Joilson Souza

Joilson Souza

O sol começava a despontar por trás da mangueira. A luz, ainda tímida, espalhava-se pelo quintal, desenhando sombras longas no chão de terra batida. É nesse instante que dona Elza quebrava o silêncio da manhã com sua voz amorosa, mas firme: “Jó, vai lá na taberna comprar pão”.

Esfregando os olhos, ainda pesados de sono, levantava devagar. O corpo resistia, mas o chamado era urgente. Dirijia-me ao camburão d’água, onde mergulhava as mãos e lavava o rosto. A água fria despertava a alma. Em seguida, saía correndo, descalço, pela rua de terra, em direção à taberna do seu Juarez.

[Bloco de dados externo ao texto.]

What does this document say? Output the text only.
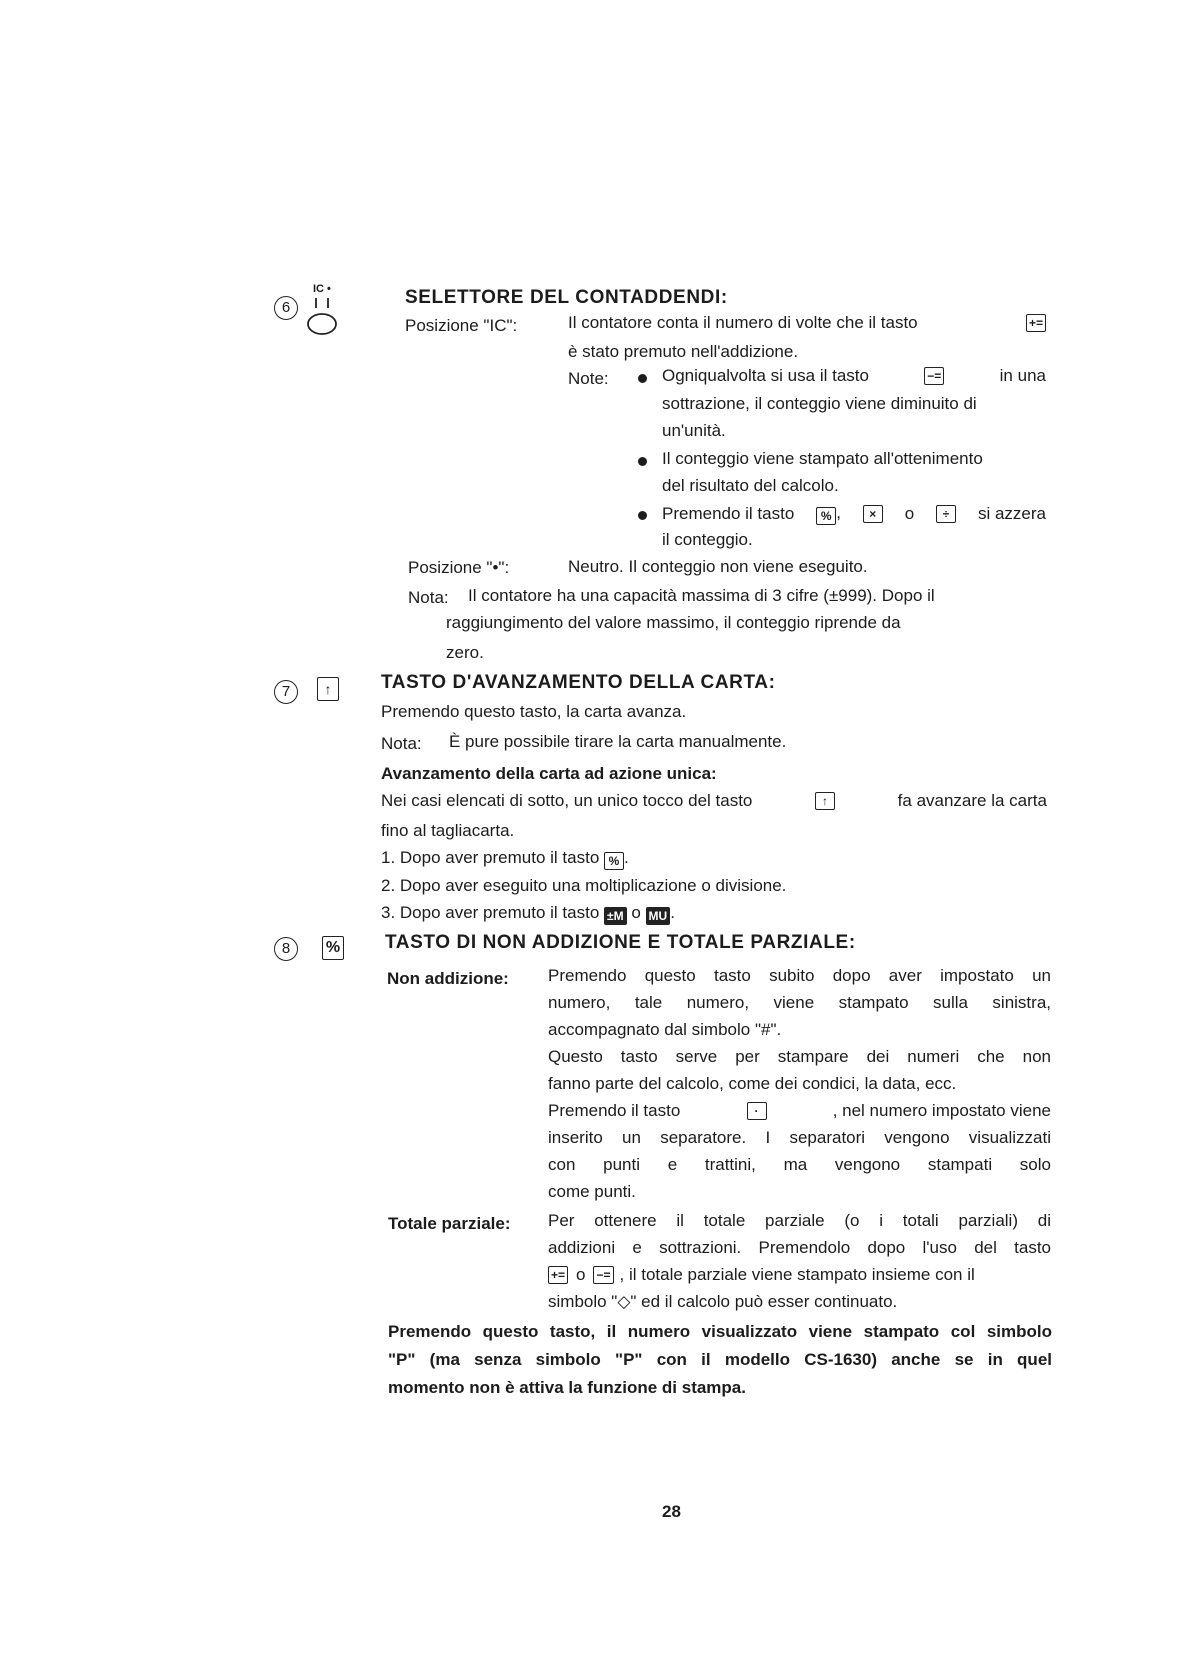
6
IC •	SELETTORE DEL CONTADDENDI:
Posizione "IC":	Il contatore conta il numero di volte che il tasto	+=
è stato premuto nell'addizione.
Note:	Ogniqualvolta si usa il tasto	−=	in una
sottrazione, il conteggio viene diminuito di
un'unità.
Il conteggio viene stampato all'ottenimento
del risultato del calcolo.
Premendo il tasto	% ,	×	o	÷	si azzera
il conteggio.
Posizione "•":	Neutro. Il conteggio non viene eseguito.
Nota: Il contatore ha una capacità massima di 3 cifre (±999). Dopo il
raggiungimento del valore massimo, il conteggio riprende da
zero.
7	↑	TASTO D'AVANZAMENTO DELLA CARTA:
Premendo questo tasto, la carta avanza.
Nota: È pure possibile tirare la carta manualmente.
Avanzamento della carta ad azione unica:
Nei casi elencati di sotto, un unico tocco del tasto	↑	fa avanzare la carta
fino al tagliacarta.
1. Dopo aver premuto il tasto % .
2. Dopo aver eseguito una moltiplicazione o divisione.
3. Dopo aver premuto il tasto ±M o MU .
8	% TASTO DI NON ADDIZIONE E TOTALE PARZIALE:
Non addizione: Premendo questo tasto subito dopo aver impostato un
numero, tale numero, viene stampato sulla sinistra,
accompagnato dal simbolo "#".
Questo tasto serve per stampare dei numeri che non
fanno parte del calcolo, come dei condici, la data, ecc.
Premendo il tasto	·	, nel numero impostato viene
inserito un separatore. I separatori vengono visualizzati
con punti e trattini, ma vengono stampati solo
come punti.
Totale parziale: Per ottenere il totale parziale (o i totali parziali) di
addizioni e sottrazioni. Premendolo dopo l'uso del tasto
+= o −= , il totale parziale viene stampato insieme con il
simbolo "◇" ed il calcolo può esser continuato.
Premendo questo tasto, il numero visualizzato viene stampato col simbolo
"P" (ma senza simbolo "P" con il modello CS-1630) anche se in quel
momento non è attiva la funzione di stampa.
28
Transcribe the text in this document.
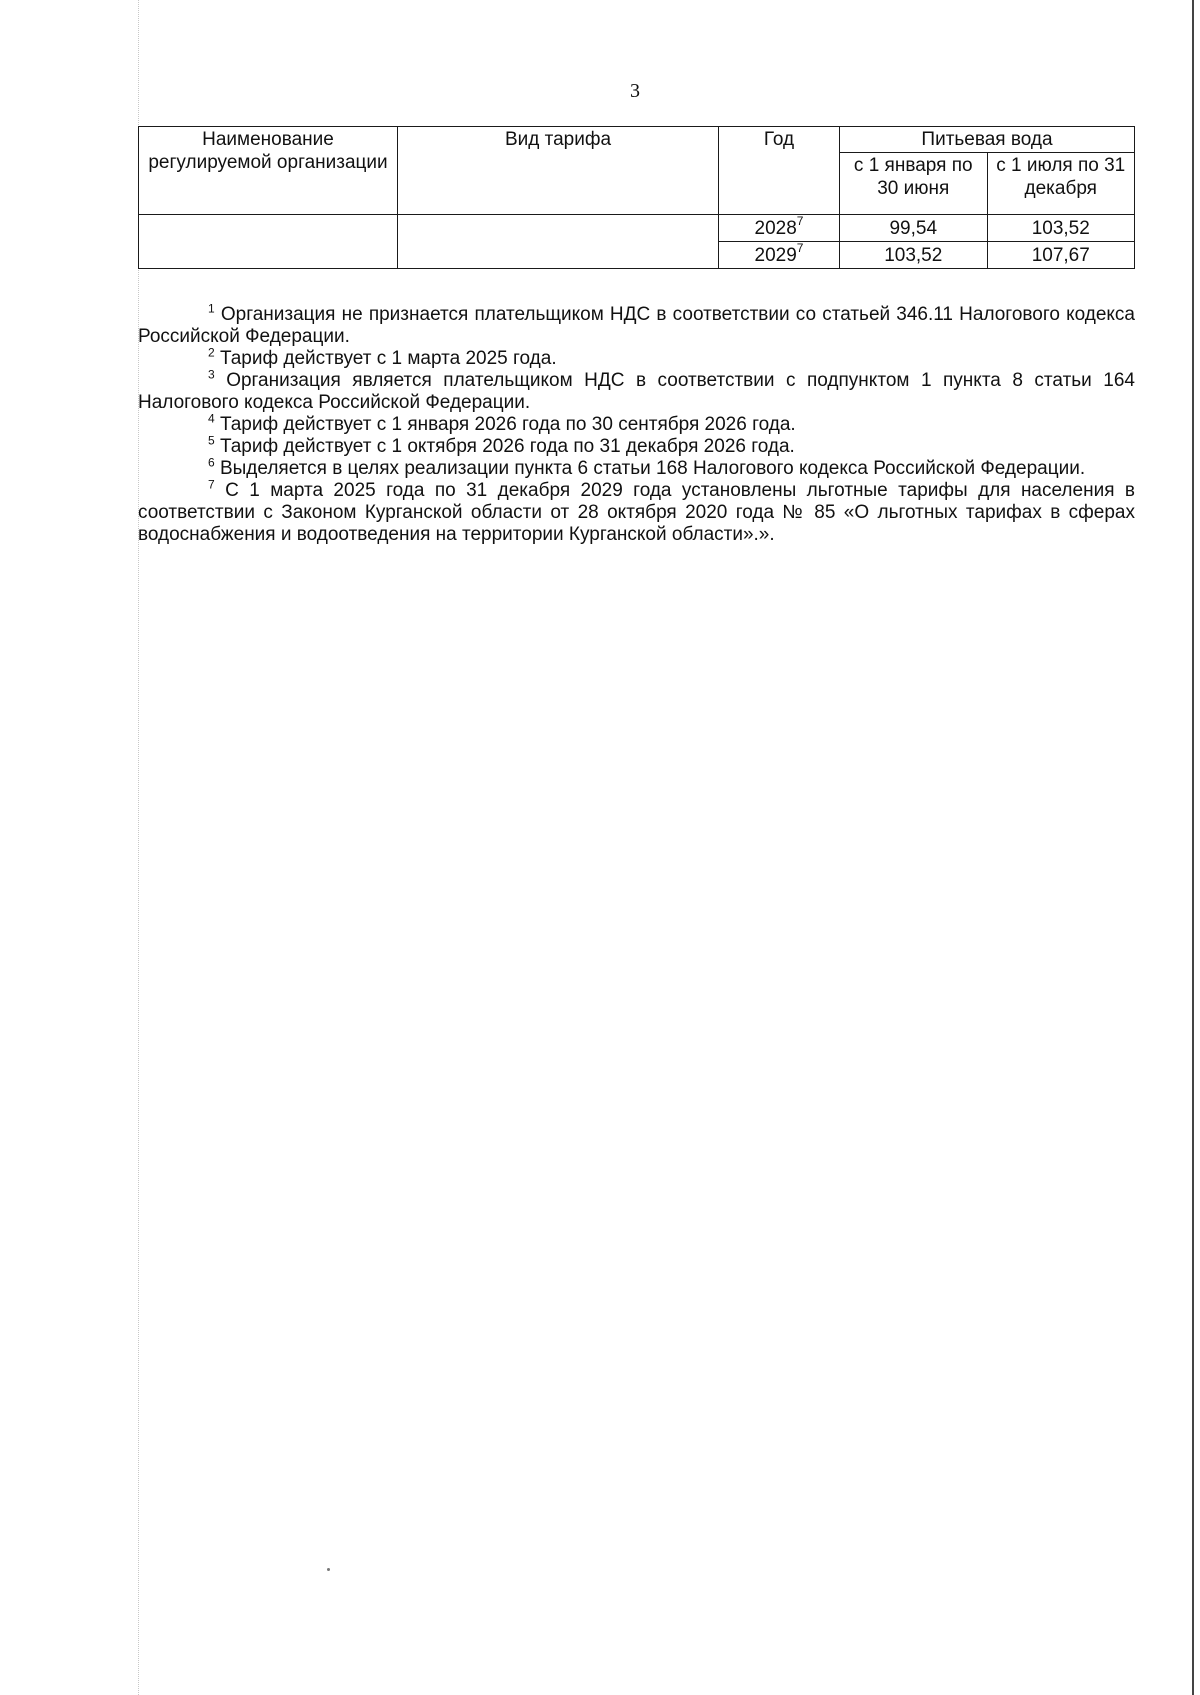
3
Наименование регулируемой организации	Вид тарифа	Год	Питьевая вода	
			с 1 января по 30 июня	с 1 июля по 31 декабря
		2028$^7$	99,54	103,52
		2029$^7$	103,52	107,67

$^1$ Организация не признается плательщиком НДС в соответствии со статьей 346.11 Налогового кодекса Российской Федерации.

$^2$ Тариф действует с 1 марта 2025 года.

$^3$ Организация является плательщиком НДС в соответствии с подпунктом 1 пункта 8 статьи 164 Налогового кодекса Российской Федерации.

$^4$ Тариф действует с 1 января 2026 года по 30 сентября 2026 года.

$^5$ Тариф действует с 1 октября 2026 года по 31 декабря 2026 года.

$^6$ Выделяется в целях реализации пункта 6 статьи 168 Налогового кодекса Российской Федерации.

$^7$ С 1 марта 2025 года по 31 декабря 2029 года установлены льготные тарифы для населения в соответствии с Законом Курганской области от 28 октября 2020 года № 85 «О льготных тарифах в сферах водоснабжения и водоотведения на территории Курганской области».».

Naquele tempo, o mundo parecia caber dentro de um quarteirão. A taberna era um reino de cheiros e sabores. Seu Juarez, homem de poucas palavras, atendia com um aceno de cabeça. O pão, ainda quente, era embrulhado em papel de seda, aquele que parecia guardar segredos e histórias.

De volta à cozinha, o café de dona Elza já anunciava sua presença. Aquele cheiro não era apenas de café coado. Cheirava a amor, a cuidado, à sabedoria de uma mãe que transformava o pouco em abundância. Com as vendas das verduras do quintal e os carretos feitos pelos meus irmãos nas feiras, ela fazia milagres. O pão, simples e cotidiano, tornava-se uma pequena celebração. Cada pedaço partilhado à mesa era um ato de resistência, um gesto de união.

Lembro dos valores que não estavam nos trocados que sobravam, mas no modo como ela os guardava, contava e distribuía. Lembro dos cuidado, do jeito que ela arrumava a mesa, do olhar atento a cada filho, da coragem que vestia como um manto invisível.

Hoje sou pai. O camburão d’água deu lugar à torneira da pia, a taberna foi substituída pela padaria da esquina, e o pão vem embalado em plástico. Mas, quando vejo meus filhos à mesa, ainda sonolentos, esperando o café da manhã, entendo que o que dona Elza me ensinou não era sobre o pão em si, mas sobre o que ele representa: o trabalho que o trouxe, as mãos que o amassaram, o afeto que o serviu.

O papel do pão, afinal, não era apenas embrulhar. Era lembrar que, por trás de cada migalha, há uma história de luta e amor. E é essa herança, simples e quente como o pão do seu Juarez, que eu quero passar adiante.